Inflation worries in Latin America

Argentina and Brazil, two of the largest economies in Latin America, are grappling with rising inflation. Price escalation in the context of economic difficulties has covered the economic picture of the two South American countries in grey.
Illustrative image. (Photo: Reuters)
Illustrative image. (Photo: Reuters)

The Argentinian National Institute of Statistics and Census (INDEC) expressed concern when the consumer price index (CPI) in this South American country in April increased by 8.4% compared to the previous month, representing a year-on-year increase of 108.8% – the highest level in more than 30 years.

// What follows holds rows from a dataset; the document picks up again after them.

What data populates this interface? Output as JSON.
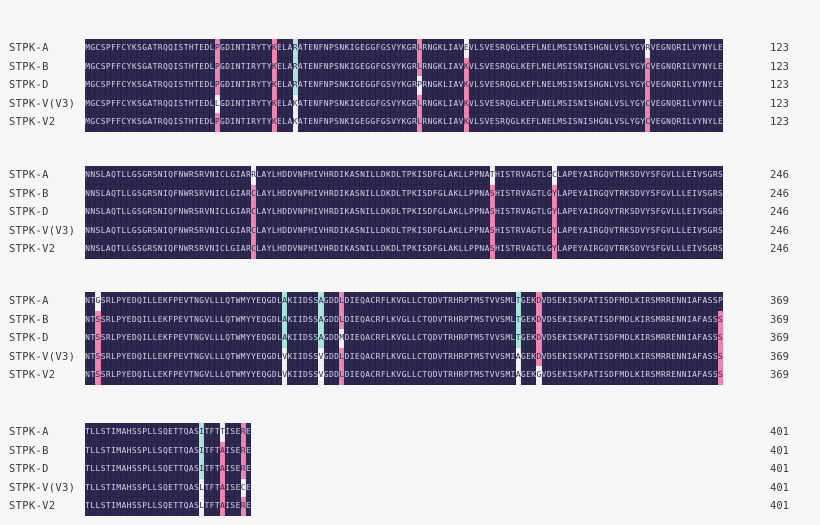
{
  "colors": {
    "page_background": "#f6f6f6",
    "seq_bg": "#2d2850",
    "seq_text": "#d4d0e4",
    "pink": "#ef86b2",
    "cyan": "#abe6dc",
    "white_cell": "#f4f2f6",
    "label_text": "#3b3b3b"
  },
  "sequence_labels": [
    "STPK-A",
    "STPK-B",
    "STPK-D",
    "STPK-V(V3)",
    "STPK-V2"
  ],
  "alignment": {
    "blocks": [
      {
        "end_position": "123",
        "rows": [
          {
            "label": "STPK-A",
            "seq": "MGCSPFFCYKSGATRQQISTHTEDLPGDINTIRYTYKELARATENFNPSNKIGEGGFGSVYKGRLRNGKLIAVEVLSVESRQGLKEFLNELMSISNISHGNLVSLYGYRVEGNQRILVYNYLE",
            "num": "123"
          },
          {
            "label": "STPK-B",
            "seq": "MGCSPFFCYKSGATRQQISTHTEDLPGDINTIRYTYKELARATENFNPSNKIGEGGFGSVYKGRLRNGKLIAVKVLSVESRQGLKEFLNELMSISNISHGNLVSLYGYCVEGNQRILVYNYLE",
            "num": "123"
          },
          {
            "label": "STPK-D",
            "seq": "MGCSPFFCYKSGATRQQISTHTEDLPGDINTIRYTYKELARATENFNPSNKIGEGGFGSVYKGRPRNGKLIAVKVLSVESRQGLKEFLNELMSISNISHGNLVSLYGYCVEGNQRILVYNYLE",
            "num": "123"
          },
          {
            "label": "STPK-V(V3)",
            "seq": "MGCSPFFCYKSGATRQQISTHTEDLLGDINTIRYTYKELAKATENFNPSNKIGEGGFGSVYKGRLRNGKLIAVKVLSVESRQGLKEFLNELMSISNISHGNLVSLYGYCVEGNQRILVYNYLE",
            "num": "123"
          },
          {
            "label": "STPK-V2",
            "seq": "MGCSPFFCYKSGATRQQISTHTEDLPGDINTIRYTYKELAKATENFNPSNKIGEGGFGSVYKGRLRNGKLIAVKVLSVESRQGLKEFLNELMSISNISHGNLVSLYGYCVEGNQRILVYNYLE",
            "num": "123"
          }
        ],
        "highlights": [
          {
            "col": 25,
            "cells": [
              "pink",
              "pink",
              "pink",
              "white",
              "pink"
            ]
          },
          {
            "col": 36,
            "cells": [
              "pink",
              "pink",
              "pink",
              "pink",
              "pink"
            ]
          },
          {
            "col": 40,
            "cells": [
              "cyan",
              "cyan",
              "cyan",
              "white",
              "white"
            ]
          },
          {
            "col": 64,
            "cells": [
              "pink",
              "pink",
              "white",
              "pink",
              "pink"
            ]
          },
          {
            "col": 73,
            "cells": [
              "white",
              "pink",
              "pink",
              "pink",
              "pink"
            ]
          },
          {
            "col": 108,
            "cells": [
              "white",
              "pink",
              "pink",
              "pink",
              "pink"
            ]
          }
        ]
      },
      {
        "end_position": "246",
        "rows": [
          {
            "label": "STPK-A",
            "seq": "NNSLAQTLLGSGRSNIQFNWRSRVNICLGIARRLAYLHDDVNPHIVHRDIKASNILLDKDLTPKISDFGLAKLLPPNATHISTRVAGTLGCLAPEYAIRGQVTRKSDVYSFGVLLLEIVSGRS",
            "num": "246"
          },
          {
            "label": "STPK-B",
            "seq": "NNSLAQTLLGSGRSNIQFNWRSRVNICLGIARCLAYLHDDVNPHIVHRDIKASNILLDKDLTPKISDFGLAKLLPPNASHISTRVAGTLGYLAPEYAIRGQVTRKSDVYSFGVLLLEIVSGRS",
            "num": "246"
          },
          {
            "label": "STPK-D",
            "seq": "NNSLAQTLLGSGRSNIQFNWRSRVNICLGIARCLAYLHDDVNPHIVHRDIKASNILLDKDLTPKISDFGLAKLLPPNASHISTRVAGTLGYLAPEYAIRGQVTRKSDVYSFGVLLLEIVSGRS",
            "num": "246"
          },
          {
            "label": "STPK-V(V3)",
            "seq": "NNSLAQTLLGSGRSNIQFNWRSRVNICLGIARCLAYLHDDVNPHIVHRDIKASNILLDKDLTPKISDFGLAKLLPPNASHISTRVAGTLGYLAPEYAIRGQVTRKSDVYSFGVLLLEIVSGRS",
            "num": "246"
          },
          {
            "label": "STPK-V2",
            "seq": "NNSLAQTLLGSGRSNIQFNWRSRVNICLGIARCLAYLHDDVNPHIVHRDIKASNILLDKDLTPKISDFGLAKLLPPNASHISTRVAGTLGYLAPEYAIRGQVTRKSDVYSFGVLLLEIVSGRS",
            "num": "246"
          }
        ],
        "highlights": [
          {
            "col": 32,
            "cells": [
              "white",
              "pink",
              "pink",
              "pink",
              "pink"
            ]
          },
          {
            "col": 78,
            "cells": [
              "white",
              "pink",
              "pink",
              "pink",
              "pink"
            ]
          },
          {
            "col": 90,
            "cells": [
              "white",
              "pink",
              "pink",
              "pink",
              "pink"
            ]
          }
        ]
      },
      {
        "end_position": "369",
        "rows": [
          {
            "label": "STPK-A",
            "seq": "NTGSRLPYEDQILLEKFPEVTNGVLLLQTWMYYEQGDLAKIIDSSAGDDLDIEQACRFLKVGLLCTQDVTRHRPTMSTVVSMLTGEKDVDSEKISKPATISDFMDLKIRSMRRENNIAFASSP",
            "num": "369"
          },
          {
            "label": "STPK-B",
            "seq": "NTSSRLPYEDQILLEKFPEVTNGVLLLQTWMYYEQGDLAKIIDSSAGDDLDIEQACRFLKVGLLCTQDVTRHRPTMSTVVSMLTGEKDVDSEKISKPATISDFMDLKIRSMRRENNIAFASSS",
            "num": "369"
          },
          {
            "label": "STPK-D",
            "seq": "NTSSRLPYEDQILLEKFPEVTNGVLLLQTWMYYEQGDLAKIIDSSAGDDMDIEQACRFLKVGLLCTQDVTRHRPTMSTVVSMLTGEKDVDSEKISKPATISDFMDLKIRSMRRENNIAFASSS",
            "num": "369"
          },
          {
            "label": "STPK-V(V3)",
            "seq": "NTSSRLPYEDQILLEKFPEVTNGVLLLQTWMYYEQGDLVKIIDSSVGDDLDIEQACRFLKVGLLCTQDVTRHRPTMSTVVSMIAGEKDVDSEKISKPATISDFMDLKIRSMRRENNIAFASSS",
            "num": "369"
          },
          {
            "label": "STPK-V2",
            "seq": "NTSSRLPYEDQILLEKFPEVTNGVLLLQTWMYYEQGDLVKIIDSSVGDDLDIEQACRFLKVGLLCTQDVTRHRPTMSTVVSMIAGEKGVDSEKISKPATISDFMDLKIRSMRRENNIAFASSS",
            "num": "369"
          }
        ],
        "highlights": [
          {
            "col": 2,
            "cells": [
              "white",
              "pink",
              "pink",
              "pink",
              "pink"
            ]
          },
          {
            "col": 38,
            "cells": [
              "cyan",
              "cyan",
              "cyan",
              "white",
              "white"
            ]
          },
          {
            "col": 45,
            "cells": [
              "cyan",
              "cyan",
              "cyan",
              "white",
              "white"
            ]
          },
          {
            "col": 49,
            "cells": [
              "pink",
              "pink",
              "white",
              "pink",
              "pink"
            ]
          },
          {
            "col": 83,
            "cells": [
              "cyan",
              "cyan",
              "cyan",
              "white",
              "white"
            ]
          },
          {
            "col": 87,
            "cells": [
              "pink",
              "pink",
              "pink",
              "pink",
              "white"
            ]
          },
          {
            "col": 122,
            "cells": [
              "none",
              "pink",
              "pink",
              "pink",
              "pink"
            ]
          }
        ]
      },
      {
        "end_position": "401",
        "rows": [
          {
            "label": "STPK-A",
            "seq": "TLLSTIMAHSSPLLSQETTQASITFTTISERE",
            "num": "401"
          },
          {
            "label": "STPK-B",
            "seq": "TLLSTIMAHSSPLLSQETTQASITFTAISERE",
            "num": "401"
          },
          {
            "label": "STPK-D",
            "seq": "TLLSTIMAHSSPLLSQETTQASITFTAISERE",
            "num": "401"
          },
          {
            "label": "STPK-V(V3)",
            "seq": "TLLSTIMAHSSPLLSQETTQASLTFTAISECE",
            "num": "401"
          },
          {
            "label": "STPK-V2",
            "seq": "TLLSTIMAHSSPLLSQETTQASLTFTAISERE",
            "num": "401"
          }
        ],
        "highlights": [
          {
            "col": 22,
            "cells": [
              "cyan",
              "cyan",
              "cyan",
              "white",
              "white"
            ]
          },
          {
            "col": 26,
            "cells": [
              "white",
              "pink",
              "pink",
              "pink",
              "pink"
            ]
          },
          {
            "col": 30,
            "cells": [
              "pink",
              "pink",
              "pink",
              "white",
              "pink"
            ]
          }
        ]
      }
    ]
  }
}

According to the INDEC, inflation in the third largest economy in Latin America is continuing its strong upward trend. In March 2023, the inflation rate in Argentina was recorded at 7.7%, up from 6% and 6.6% in January and February respectively. In April, the commodity sectors experienced high price growth in this South American country includes clothing and footwear, up by 10.8%; food and beverage, up 10.1%; and restaurants and hotels, up 9.9%.

The rise in the consumer price index in April exceeded the forecast of less than 7.2% of the Central Bank of Argentina (BCRA). According to economic consultants, inflation in Latin America's third-largest economy this year will increase to 126.4%.

Argentina is going through a difficult macroeconomic period due to the impact of severe drought on the agricultural and livestock sectors, which is strongly affecting agricultural exports, the largest source of foreign currency for the South American country. The International Monetary Fund (IMF) recently forecast Argentina's Gross Domestic Product (GDP) will grow by only 0.2% in 2023. Meanwhile, many financial consulting firms are more pessimistic, predicting that Latin America's third-largest economy will record negative growth this year.

Meanwhile, in Argentina's neighbour Brazil, the inflation rate remains high despite recording a decline for nearly a year. The Brazilian Institute of Geography and Statistics (IBGE) has released data showing that the largest economy in Latin America in April 2023 recorded deflation for the 10th consecutive month.

In the past month, the consumer price index in Brazil, the largest country by area in South America, has decreased by 0.1% from the previous month, but inflation in the past 12 months has remained at a high level of 4.18%.

Therefore, analysts believe the Central Bank of Brazil (BCB) will not be in a hurry to start the rate-cutting cycle. Last week, the BCB decided to keep the base rate unchanged for the 6th time in a row despite the government's constant push to lower interest rates.

In September 2022, BCB decided to keep the basic interest rate unchanged at 13.75%, after 12 consecutive interest rate hikes. This is the highest interest rate in Brazil since January 2017. Since taking office in January this year, Brazilian President Luiz Inacio Lula da Silva has repeatedly affirmed that the 13.75% interest rate has had a negative impact on Latin America's largest economy, especially for businesses and the labour market.

The Brazilian government is concerned about an economic recession in the medium term, after GDP contracted by 0.2% in the last quarter of 2022. Economists forecast Brazil will end 2023 with inflation in level of 5.95%, higher than the target ceiling of 4.75%. If this forecast comes true, inflation in Latin America's No.1 economy will exceed the target ceiling for the third year in a row.

BCB decided to maintain high interest rates because inflation is likely to rise again. The bank emphasised that the external environment is still risky, especially in the context that the global financial system has not yet recovered from the consequences of the crisis of Credit Suisse of Switzerland. Meanwhile, BCB still needs to carry out the basic task of ensuring stable domestic consumer prices.

BCB's decision to keep interest rates unchanged was in line with the expectations of economists. Financial consulting firms in Brazil believe that BCB will only start lowering interest rates in the second half of this year, with the basic interest rate standing at 12.5% in December 2023. According to Infinity Asset, with the current reference interest rate, Brazil is ranked as the country with the highest real interest rates in the world.